Trouble de la personnalité qui nous affecte tous plus ou moins,
la timidité est souvent synonyme d’isolement et constitue de
ce fait une entrave certaine à notre épanouissement personnel.
Aborder quelqu’un, affronter le regard des autres, prendre la
parole en public n'est facile pour personne. Et même si nous
parvenons avec le temps à dissiper notre timidité, il est plus
difficile de soigner le trouble profond qui la génère : l’angoisse
de ne pas être à la hauteur, d’être jugés et finalement mal
aimés. Car le timide est réellement obnubilé par l’idée d’être
accepté, d'être reconnu, faute de se connaître
et de s’aimer suffisamment lui-même. C'est pourquoi il vit essentiellement
dans le regard des autres.
Pour lui, prendre la parole constitue donc une véritable prise
de risque de sorte qu’il finit bien souvent par fuir les contacts
et s’enfermer dans sa torpeur.

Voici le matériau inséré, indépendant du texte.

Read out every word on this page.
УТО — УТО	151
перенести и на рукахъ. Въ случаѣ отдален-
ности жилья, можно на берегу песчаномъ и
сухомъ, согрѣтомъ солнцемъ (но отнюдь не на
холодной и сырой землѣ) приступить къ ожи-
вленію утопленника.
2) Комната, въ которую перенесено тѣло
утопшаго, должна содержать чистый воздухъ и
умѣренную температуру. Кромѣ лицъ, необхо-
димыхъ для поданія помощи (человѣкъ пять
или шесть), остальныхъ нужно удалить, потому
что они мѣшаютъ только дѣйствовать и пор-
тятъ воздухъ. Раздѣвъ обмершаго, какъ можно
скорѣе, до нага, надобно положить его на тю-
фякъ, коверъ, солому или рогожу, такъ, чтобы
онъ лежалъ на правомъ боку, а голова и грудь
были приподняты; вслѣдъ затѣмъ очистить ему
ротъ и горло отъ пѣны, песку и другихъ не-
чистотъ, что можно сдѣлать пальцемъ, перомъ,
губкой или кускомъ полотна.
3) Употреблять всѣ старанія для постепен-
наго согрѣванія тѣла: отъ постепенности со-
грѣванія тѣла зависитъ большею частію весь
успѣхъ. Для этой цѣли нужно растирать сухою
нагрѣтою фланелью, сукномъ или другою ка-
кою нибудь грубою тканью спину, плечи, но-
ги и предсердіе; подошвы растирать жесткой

Et donnant malheureusement à
son entourage l’image d’un être résolument replié sur
lui-même, indifférent au sort des autres et peu disponible,
il génère parfois ce qu’il redoute le plus : le désintérêt d’autrui.

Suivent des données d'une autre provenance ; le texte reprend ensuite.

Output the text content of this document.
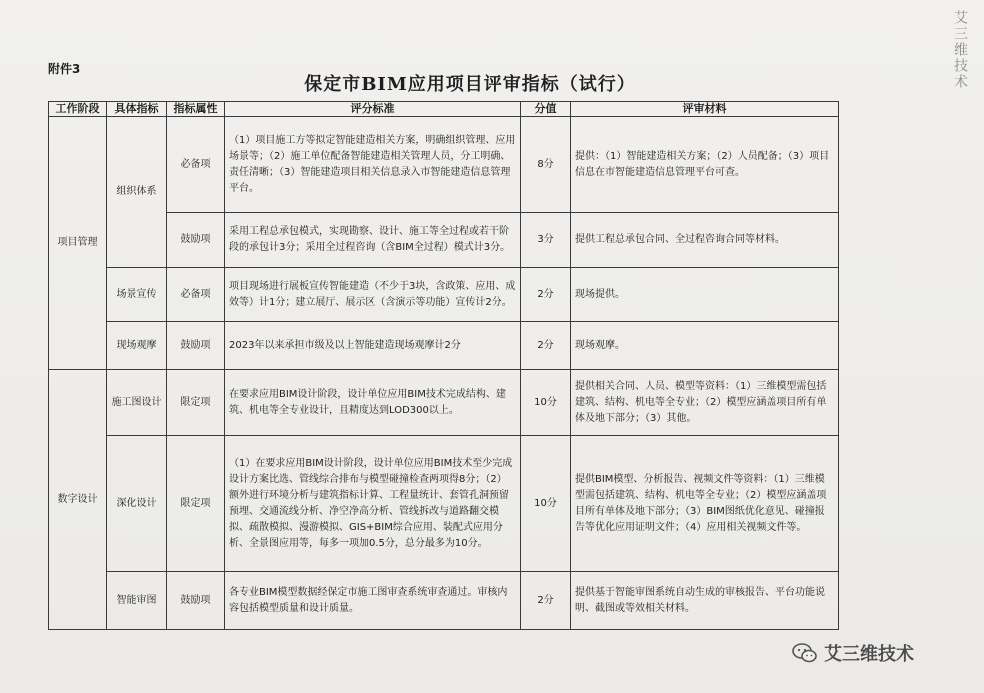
附件3
保定市BIM应用项目评审指标（试行）
工作阶段	具体指标	指标属性	评分标准	分值	评审材料
项目管理	组织体系	必备项	（1）项目施工方等拟定智能建造相关方案，明确组织管理、应用场景等；（2）施工单位配备智能建造相关管理人员，分工明确、责任清晰；（3）智能建造项目相关信息录入市智能建造信息管理平台。	8分	提供：（1）智能建造相关方案；（2）人员配备；（3）项目信息在市智能建造信息管理平台可查。
		鼓励项	采用工程总承包模式，实现勘察、设计、施工等全过程或若干阶段的承包计3分；采用全过程咨询（含BIM全过程）模式计3分。	3分	提供工程总承包合同、全过程咨询合同等材料。
	场景宣传	必备项	项目现场进行展板宣传智能建造（不少于3块，含政策、应用、成效等）计1分；建立展厅、展示区（含演示等功能）宣传计2分。	2分	现场提供。
	现场观摩	鼓励项	2023年以来承担市级及以上智能建造现场观摩计2分	2分	现场观摩。
数字设计	施工图设计	限定项	在要求应用BIM设计阶段，设计单位应用BIM技术完成结构、建筑、机电等全专业设计，且精度达到LOD300以上。	10分	提供相关合同、人员、模型等资料：（1）三维模型需包括建筑、结构、机电等全专业；（2）模型应涵盖项目所有单体及地下部分；（3）其他。
	深化设计	限定项	（1）在要求应用BIM设计阶段，设计单位应用BIM技术至少完成设计方案比选、管线综合排布与模型碰撞检查两项得8分；（2）额外进行环境分析与建筑指标计算、工程量统计、套管孔洞预留预埋、交通流线分析、净空净高分析、管线拆改与道路翻交模拟、疏散模拟、漫游模拟、GIS+BIM综合应用、装配式应用分析、全景图应用等，每多一项加0.5分，总分最多为10分。	10分	提供BIM模型、分析报告、视频文件等资料：（1）三维模型需包括建筑、结构、机电等全专业；（2）模型应涵盖项目所有单体及地下部分；（3）BIM图纸优化意见、碰撞报告等优化应用证明文件；（4）应用相关视频文件等。
	智能审图	鼓励项	各专业BIM模型数据经保定市施工图审查系统审查通过。审核内容包括模型质量和设计质量。	2分	提供基于智能审图系统自动生成的审核报告、平台功能说明、截图或等效相关材料。
艾三维技术
艾三维技术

Mais plutôt que vivre en victime d'un monde hostile,
pourquoi ne prendrait-il pas l'habitude d'oublier un tant soi
peu ses sensations et ses propres besoins en s’intéressant réellement
aux autres ? Pourquoi ne déciderait-il pas d'aller quotidiennement
à la rencontre de l'Autre et sortir ainsi de son ghetto
?
Timides ou non, nous avons tous besoin d’écoute, de reconnaissance,
de compréhension, d’échange… Et comme nous recevons toujours
à la mesure de ce que nous donnons, pourquoi ne pas prendre
le risque de donner à l’autre ce que nous aimerions recevoir
?
Difficile certes puisque nous n'avons pas vraiment confiance
en notre potentiel créateur, en cet “être divin” que
nous sommes et qui désire aller vers l’Autre et assumer les
échecs comme les victoires, bref, vivre !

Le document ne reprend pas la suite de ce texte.